In addition, appeals and certiorari proceedings follow different schedules. In certiorari proceedings, the defendant’s full petition on the merits must be filed within 30 days of the order denying the defendant’s motion to dismiss.45 Appellate review of a final order of dismissal, on the other hand, is obtained by filing a notice of appeal within 30 days of the dismissal, with the initial brief on the merits being due 70 days after the notice of appeal is filed.46 There is also a difference in the availability of oral argument, which is routinely permitted in appeals, but rarely granted in certiorari proceedings.

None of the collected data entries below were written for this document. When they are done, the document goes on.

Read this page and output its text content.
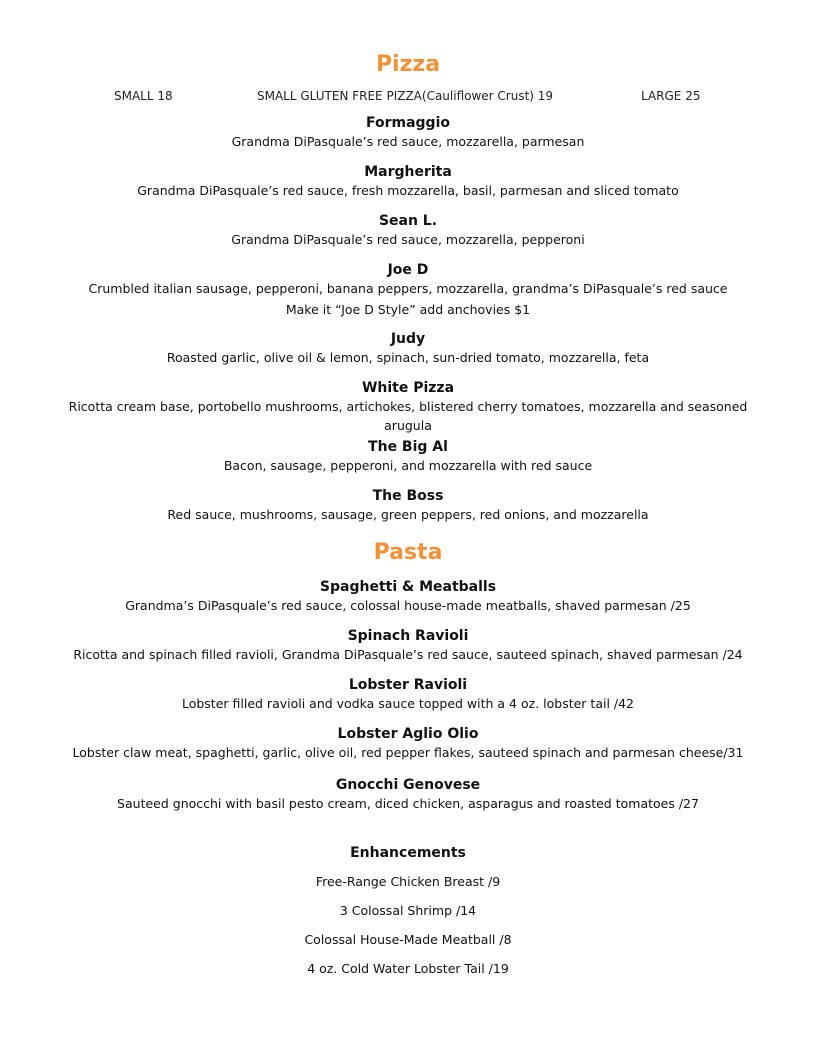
Pizza
SMALL 18	SMALL GLUTEN FREE PIZZA(Cauliflower Crust) 19	LARGE 25

Formaggio

Grandma DiPasquale’s red sauce, mozzarella, parmesan

Margherita

Grandma DiPasquale’s red sauce, fresh mozzarella, basil, parmesan and sliced tomato

Sean L.

Grandma DiPasquale’s red sauce, mozzarella, pepperoni

Joe D

Crumbled italian sausage, pepperoni, banana peppers, mozzarella, grandma’s DiPasquale’s red sauce

Make it “Joe D Style” add anchovies $1

Judy

Roasted garlic, olive oil & lemon, spinach, sun-dried tomato, mozzarella, feta

White Pizza

Ricotta cream base, portobello mushrooms, artichokes, blistered cherry tomatoes, mozzarella and seasoned arugula

The Big Al

Bacon, sausage, pepperoni, and mozzarella with red sauce

The Boss

Red sauce, mushrooms, sausage, green peppers, red onions, and mozzarella

Pasta

Spaghetti & Meatballs

Grandma’s DiPasquale’s red sauce, colossal house-made meatballs, shaved parmesan /25

Spinach Ravioli

Ricotta and spinach filled ravioli, Grandma DiPasquale’s red sauce, sauteed spinach, shaved parmesan /24

Lobster Ravioli

Lobster filled ravioli and vodka sauce topped with a 4 oz. lobster tail /42

Lobster Aglio Olio

Lobster claw meat, spaghetti, garlic, olive oil, red pepper flakes, sauteed spinach and parmesan cheese/31

Gnocchi Genovese

Sauteed gnocchi with basil pesto cream, diced chicken, asparagus and roasted tomatoes /27

Enhancements
Free-Range Chicken Breast /9
3 Colossal Shrimp /14
Colossal House-Made Meatball /8
4 oz. Cold Water Lobster Tail /19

As the accessibility and pace of the existing review structure poses problems for both sides, rule amendments providing mechanisms for more meaningful appellate review may be advisable. To ensure a plaintiff’s ability to obtain prompt review of a dismissal, Fla. R. App. P. 9.110 could be amended to give the plaintiff the option of proceeding according to the expedited schedule for nonfinal appeals when the dismissal is based on a question of presuit compliance.47 Correspondingly, Rule 9.130 governing nonfinal appeals could be amended to permit a defendant to appeal the denial of a motion to dismiss on such grounds.48 Providing equal and expeditious access to appellate review in this manner may be the best way to preserve the legislative intent of the presuit statutory scheme.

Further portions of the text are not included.